The event was co-sponsored by the Women’s and Gender Studies department and the Culver Public Policy Center. According to Seth Andersen, the college’s theme for Women’s History Month is “breaking binaries.”
MacKenzie Bills
During her time at Simpson, Bills was a Culver Public Policy Fellow and majored in political science and international relations. She founded Simpson Votes, a non-partisan student voter engagement group, in 2012. Bills currently works with the U.S. State Department to monitor and combat human trafficking in East Africa. Bills is now running in the Democratic primary for the new Iowa House 40.
Bills reflected on her experience as a woman in politics, addressing sexism she has faced while working at the U.S. State Department.

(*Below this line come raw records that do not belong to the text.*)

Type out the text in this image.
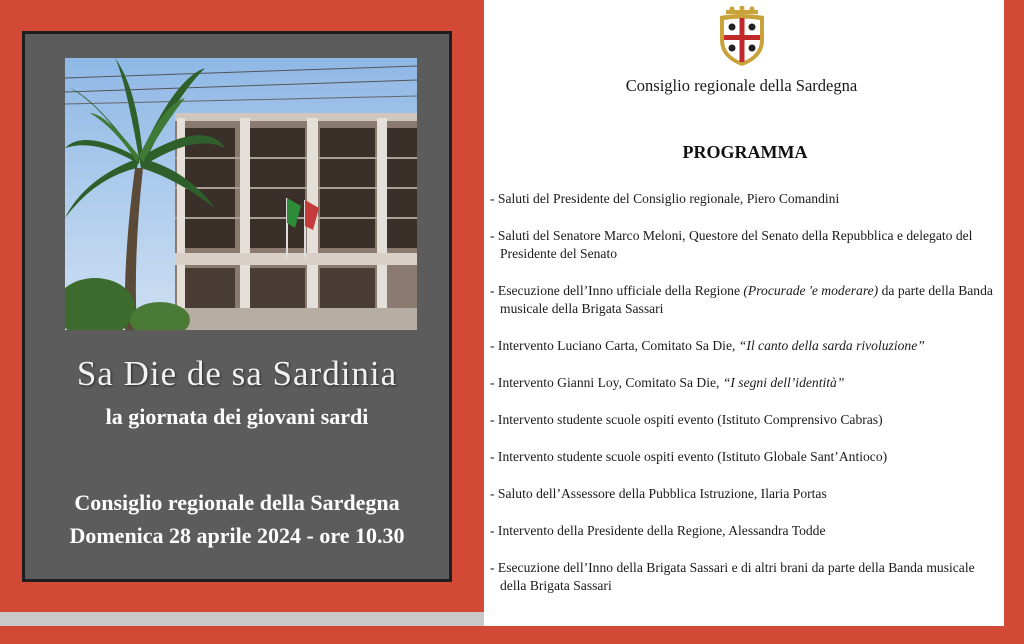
Sa Die de sa Sardinia
la giornata dei giovani sardi
Consiglio regionale della Sardegna
Domenica 28 aprile 2024 - ore 10.30
Consiglio regionale della Sardegna
PROGRAMMA
- Saluti del Presidente del Consiglio regionale, Piero Comandini
- Saluti del Senatore Marco Meloni, Questore del Senato della Repubblica e delegato del Presidente del Senato
- Esecuzione dell’Inno ufficiale della Regione (Procurade 'e moderare) da parte della Banda musicale della Brigata Sassari
- Intervento Luciano Carta, Comitato Sa Die, “Il canto della sarda rivoluzione”
- Intervento Gianni Loy, Comitato Sa Die, “I segni dell’identità”
- Intervento studente scuole ospiti evento (Istituto Comprensivo Cabras)
- Intervento studente scuole ospiti evento (Istituto Globale Sant’Antioco)
- Saluto dell’Assessore della Pubblica Istruzione, Ilaria Portas
- Intervento della Presidente della Regione, Alessandra Todde
- Esecuzione dell’Inno della Brigata Sassari e di altri brani da parte della Banda musicale della Brigata Sassari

“I worked for lots of different people and it’s funny how microaggressions can come about. I’ve been told simultaneously to step up but also to step back,” Bills said. “I’ve been told both I don’t speak loud enough by one boss, but I need to sit down and shut up from another boss. When I think about the glass ceilings that we still have yet to break–the barriers that we’re still stuck at–those are the moments we’re living every day, the double standards, ideas that our society thinks we should be.”
Bills talked about people who have inspired her by breaking barriers, firstly, her own grandmother. Instead of taking a traditional “womanly” job, her grandmother went to work for a sales company, despite her family’s protests.

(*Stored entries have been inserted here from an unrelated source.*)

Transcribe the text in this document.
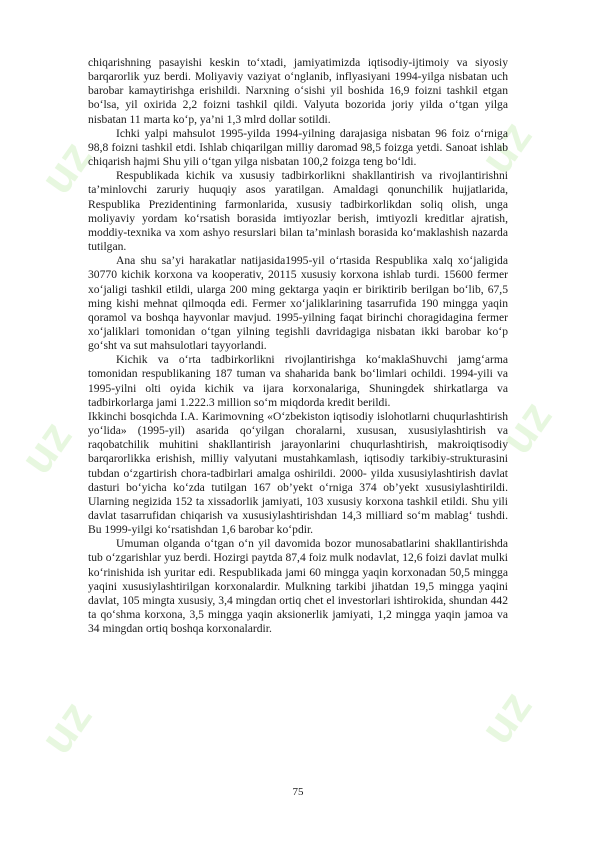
uz	uz
uz	uz
uz	uz

chiqarishning pasayishi keskin to‘xtadi, jamiyatimizda iqtisodiy-ijtimoiy va siyosiy barqarorlik yuz berdi. Moliyaviy vaziyat o‘nglanib, inflyasiyani 1994-yilga nisbatan uch barobar kamaytirishga erishildi. Narxning o‘sishi yil boshida 16,9 foizni tashkil etgan bo‘lsa, yil oxirida 2,2 foizni tashkil qildi. Valyuta bozorida joriy yilda o‘tgan yilga nisbatan 11 marta ko‘p, ya’ni 1,3 mlrd dollar sotildi.

Ichki yalpi mahsulot 1995-yilda 1994-yilning darajasiga nisbatan 96 foiz o‘rniga 98,8 foizni tashkil etdi. Ishlab chiqarilgan milliy daromad 98,5 foizga yetdi. Sanoat ishlab chiqarish hajmi Shu yili o‘tgan yilga nisbatan 100,2 foizga teng bo‘ldi.

Respublikada kichik va xususiy tadbirkorlikni shakllantirish va rivojlantirishni ta’minlovchi zaruriy huquqiy asos yaratilgan. Amaldagi qonunchilik hujjatlarida, Respublika Prezidentining farmonlarida, xususiy tadbirkorlikdan soliq olish, unga moliyaviy yordam ko‘rsatish borasida imtiyozlar berish, imtiyozli kreditlar ajratish, moddiy-texnika va xom ashyo resurslari bilan ta’minlash borasida ko‘maklashish nazarda tutilgan.

Ana shu sa’yi harakatlar natijasida1995-yil o‘rtasida Respublika xalq xo‘jaligida 30770 kichik korxona va kooperativ, 20115 xususiy korxona ishlab turdi. 15600 fermer xo‘jaligi tashkil etildi, ularga 200 ming gektarga yaqin er biriktirib berilgan bo‘lib, 67,5 ming kishi mehnat qilmoqda edi. Fermer xo‘jaliklarining tasarrufida 190 mingga yaqin qoramol va boshqa hayvonlar mavjud. 1995-yilning faqat birinchi choragidagina fermer xo‘jaliklari tomonidan o‘tgan yilning tegishli davridagiga nisbatan ikki barobar ko‘p go‘sht va sut mahsulotlari tayyorlandi.

Kichik va o‘rta tadbirkorlikni rivojlantirishga ko‘maklaShuvchi jamg‘arma tomonidan respublikaning 187 tuman va shaharida bank bo‘limlari ochildi. 1994-yili va 1995-yilni olti oyida kichik va ijara korxonalariga, Shuningdek shirkatlarga va tadbirkorlarga jami 1.222.3 million so‘m miqdorda kredit berildi.

Ikkinchi bosqichda I.A. Karimovning «O‘zbekiston iqtisodiy islohotlarni chuqurlashtirish yo‘lida» (1995-yil) asarida qo‘yilgan choralarni, xususan, xususiylashtirish va raqobatchilik muhitini shakllantirish jarayonlarini chuqurlashtirish, makroiqtisodiy barqarorlikka erishish, milliy valyutani mustahkamlash, iqtisodiy tarkibiy-strukturasini tubdan o‘zgartirish chora-tadbirlari amalga oshirildi. 2000- yilda xususiylashtirish davlat dasturi bo‘yicha ko‘zda tutilgan 167 ob’yekt o‘rniga 374 ob’yekt xususiylashtirildi. Ularning negizida 152 ta xissadorlik jamiyati, 103 xususiy korxona tashkil etildi. Shu yili davlat tasarrufidan chiqarish va xususiylashtirishdan 14,3 milliard so‘m mablag‘ tushdi. Bu 1999-yilgi ko‘rsatishdan 1,6 barobar ko‘pdir.

Umuman olganda o‘tgan o‘n yil davomida bozor munosabatlarini shakllantirishda tub o‘zgarishlar yuz berdi. Hozirgi paytda 87,4 foiz mulk nodavlat, 12,6 foizi davlat mulki ko‘rinishida ish yuritar edi. Respublikada jami 60 mingga yaqin korxonadan 50,5 mingga yaqini xususiylashtirilgan korxonalardir. Mulkning tarkibi jihatdan 19,5 mingga yaqini davlat, 105 mingta xususiy, 3,4 mingdan ortiq chet el investorlari ishtirokida, shundan 442 ta qo‘shma korxona, 3,5 mingga yaqin aksionerlik jamiyati, 1,2 mingga yaqin jamoa va 34 mingdan ortiq boshqa korxonalardir.

75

“She was the only woman in a 2,000-employee company,” Bills said. “…She’s told me many times, like, ‘MacKenzie, I got my job on my merit and I kept my job on my merit.’ And I think about all those things that she did and breaking that stereotype for being in that company so that way I can continue to do the work that I am today.”
Another inspiration for Bills was Eleanor Roosevelt, who played a large role in her husband, Franklin D. Roosevelt’s administration, and continued to work in politics for 20 years after his death.
Cecilia Guadalupe Martinez
Martinez studied political science and served as student body vice president during their time at Simpson. While at Simpson, Martinez was an undergraduate assistant for multicultural affairs and an SC Leader. Post-graduation, Martinez took a job with the Office of Latino Affairs and the Iowa Department of Human Rights. They now work for a women’s health center and remain active in state and local politics, supporting young people running for office.
Martinez cites the writing and teachings of people such as Angela Davis and Kimberlee Crenshaw as some of their sources of inspiration. Martinez also credited their sister as another powerful woman they look up to.
“She taught me a lot of perseverance. Growing up, she came to this country already kind of a teenager, had to learn the language. She gave me as much advice as possible, like expect this, here’s how you do this,” Martinez said. “She’s very much a fighter and still to this day, she’s organized several of her workplaces against mistreatment from management. She has never let anybody say anything negative to her, whether it’s because she’s a woman, because of her status, because of the language she speaks.”
Emily Schwickerath
Schwickerath studied political science at Simpson and was on the speech and debate team and an active member of the College Republicans. She was also a Culver Public Policy Fellow and was involved with SGA. Schwickerath has worked on several successful election campaigns of several Republican candidates for the Iowa State Senate. She now works for Rep. Randy Feenstra.
Schwickerath talks about how she was worried about balancing a family or wanting to have a family and keeping up with the demands of politics and the government. Someone who she looks up to is Sheryl Sandberg, Meta Platforms executive and author of the book “Lean In.” Schwickerath talks about how Sandberg leaned into being a woman and not letting her family or her gender pull her back.
“The most prominent example from the book that has really stuck with me is that when you’re in a room for a meeting, do you sit at the table or do you sit at the chairs behind the table,” Schwickerath said. “I never sat at the table. After reading that chapter, I always sit at the table even if I’m not quite sure I should be one at the table. I’m sitting there because I know if I was a man I would just sit at the table, so why not?”
Schwickerath says she looks up to her mom and grandma as powerful women. Schwickerath grew up on a farm and though her mother worked as a teacher, she was always willing to help around the farm.
“Whether it was harvest or spring planting, she was always out there and so I never saw or really until reflecting back, thinking that there’s a specific role for my dad and a specific role for my mom. It was all hands on deck and you should help out and do whatever you can to be part of a project. I think that’s part of the reason I never felt like I had to be a teacher or go into more stereotypical roles that women held.”